## 2024-05-02

### Finite Determinants of Linear Operators in Continuous Vector Spaces

Recently, I wondered whether it is possible for a linear operator in a continuous (infinite-dimensional) vector space to have a finite determinant. By "continuous vector space", I mean that the identity operator can be resolved for a complete orthonormal basis $$|\phi(x) \rangle$$ for all $$x$$ such that $$\langle \phi(x), \phi(x') \rangle = \delta(x - x')$$ as $$\hat{1} = \int |\phi(x)\rangle\langle \phi(x)|~\mathrm{d}x$$. If an operator $$\hat{A}$$ has continuous matrix elements $$A(x, x') = \langle \phi(x), \hat{A}\phi(x') \rangle$$, then it is easy to see that the conditions for its trace $$\operatorname{trace}(\hat{A}) = \int A(x, x)~\mathrm{d}x$$ to be finite are that the integral must converge, so the "function" $$A(x, x)$$ must asymptotically approach 0 strictly faster than $$1/x$$ as $$|x| \to \infty$$ and must at most have singularities at finite points $$x_{0}$$ that diverge strictly slower than $$1/|x - x_{0}|$$. This can be seen as the continuum limit of a sum over the diagonal. However, the determinant is harder to express in this way because it involves products over diagonals & subdiagonals that are harder to express in a continuum space.

For this post, I will only consider Hermitian positive-definite operators. The conditions that I will list for which the determinant exists for such operators are sufficient for the determinant to exist, but I am not convinced that they are necessary. If such operators have an eigenvalue decomposition $$\hat{A} = \int a(x) |\phi(x)\rangle\langle \phi(x)|~\mathrm{d}x$$ where the vectors $$\{ |\phi(x) \rangle \}$$ form a complete orthonormal basis and the eigenvalues satisfy $$a(x) > 0$$ for all $$x$$, then one can make use of the identity $$\ln(\det(\hat{A})) = \operatorname{trace}(\ln(\hat{A}))$$ to say that $$\ln(\det(\hat{A})) = \int \ln(a(x))~\mathrm{d}x$$. For the right-hand side to converge, then $$\ln(a(x))$$ must asymptotically approach 0 with $$x$$ as $$|x| \to \infty$$ strictly faster than $$1/x$$, which means that $$a(x)$$ must asymptotically 1 with $$x$$ as $$|x| \to \infty$$ strictly faster than $$\exp(1/x)$$ (which is not the same as $$e^{-x}$$), and $$\ln(a(x))$$ can at most have singularities at finite points $$x_{0}$$ that diverge strictly slower than $$1/|x - x_{0}|$$, which means that $$a(x)$$ must either diverge to $$\infty$$ strictly slower than $$\exp(1/|x - x_{0}|)$$ or drop to 0 strictly slower than $$\exp(-1/|x - x_{0}|)$$. For example, $$a(x) = \exp(1/(x^{2} + x_{0}^{2}))$$ fits the bill; note that this is not the same as the Gaussian kernel $$\exp(-(x^{2} + x_{0}^{2}))$$. Intuitively, this condition makes sense, because for a finite-dimensional diagonal matrix as the dimension becomes arbitrarily large, the diagonal elements must mostly be exactly or very close to 1 for the determinant to not grow arbitrarily large with the dimension.
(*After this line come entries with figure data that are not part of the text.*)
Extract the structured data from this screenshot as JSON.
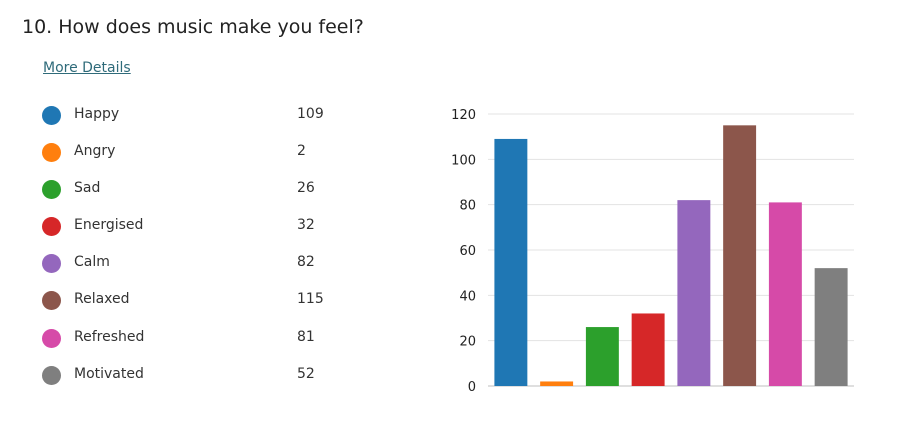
{
  "question": {
    "title": "10.  How does music make you feel?",
    "more_details_label": "More Details"
  },
  "legend": [
    {
      "label": "Happy",
      "count": "109",
      "color": "#1f77b4"
    },
    {
      "label": "Angry",
      "count": "2",
      "color": "#ff7f0e"
    },
    {
      "label": "Sad",
      "count": "26",
      "color": "#2ca02c"
    },
    {
      "label": "Energised",
      "count": "32",
      "color": "#d62728"
    },
    {
      "label": "Calm",
      "count": "82",
      "color": "#9467bd"
    },
    {
      "label": "Relaxed",
      "count": "115",
      "color": "#8c564b"
    },
    {
      "label": "Refreshed",
      "count": "81",
      "color": "#d64aa8"
    },
    {
      "label": "Motivated",
      "count": "52",
      "color": "#7f7f7f"
    }
  ],
  "chart_data": {
    "type": "bar",
    "categories": [
      "Happy",
      "Angry",
      "Sad",
      "Energised",
      "Calm",
      "Relaxed",
      "Refreshed",
      "Motivated"
    ],
    "values": [
      109,
      2,
      26,
      32,
      82,
      115,
      81,
      52
    ],
    "colors": [
      "#1f77b4",
      "#ff7f0e",
      "#2ca02c",
      "#d62728",
      "#9467bd",
      "#8c564b",
      "#d64aa8",
      "#7f7f7f"
    ],
    "ylim": [
      0,
      120
    ],
    "yticks": [
      "0",
      "20",
      "40",
      "60",
      "80",
      "100",
      "120"
    ],
    "grid": true,
    "title": "",
    "xlabel": "",
    "ylabel": ""
  }
}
In finite-dimensional vector spaces, it is also easy to compute the determinants of triangular matrices simply as the products of the diagonal elements. (This is why the determinant is most often computed by an algorithm like first computing the LU decomposition and then taking the product of the diagonal elements of the upper-triangular matrix, which for an $$N \times N$$ matrix involves $$O(N^{3})$$ operations, as opposed to the Leibniz formula involving every permutation which involves $$O(N!N)$$ operations.) In infinite-dimensional vector spaces, a matrix that is triangular in a countable basis can have the determinant computed similarly as in finite-dimensional vector spaces; if an operator $$\hat{A}$$ in that basis has elements $$A_{ij}$$, then using the definition $$\ln(|\det(\hat{A})|) = \prod_{i} \ln(|A_{ii}|)$$, the determinant converges as long as the diagonal elements $$|A_{ii}|$$ are mostly exactly or very close to 1, specifically such that as $$|i| \to \infty$$, $$\ln(|A_{ii}|)$$ decays to 0 strictly faster than $$1/i$$. (Note that $$i$$ is an integer index written in slanted font, not the imaginary unit $$\operatorname{i}$$ written in upright font.) However, I am not sure how to generalize this to operators that are expressed as triangular matrices in continuous bases.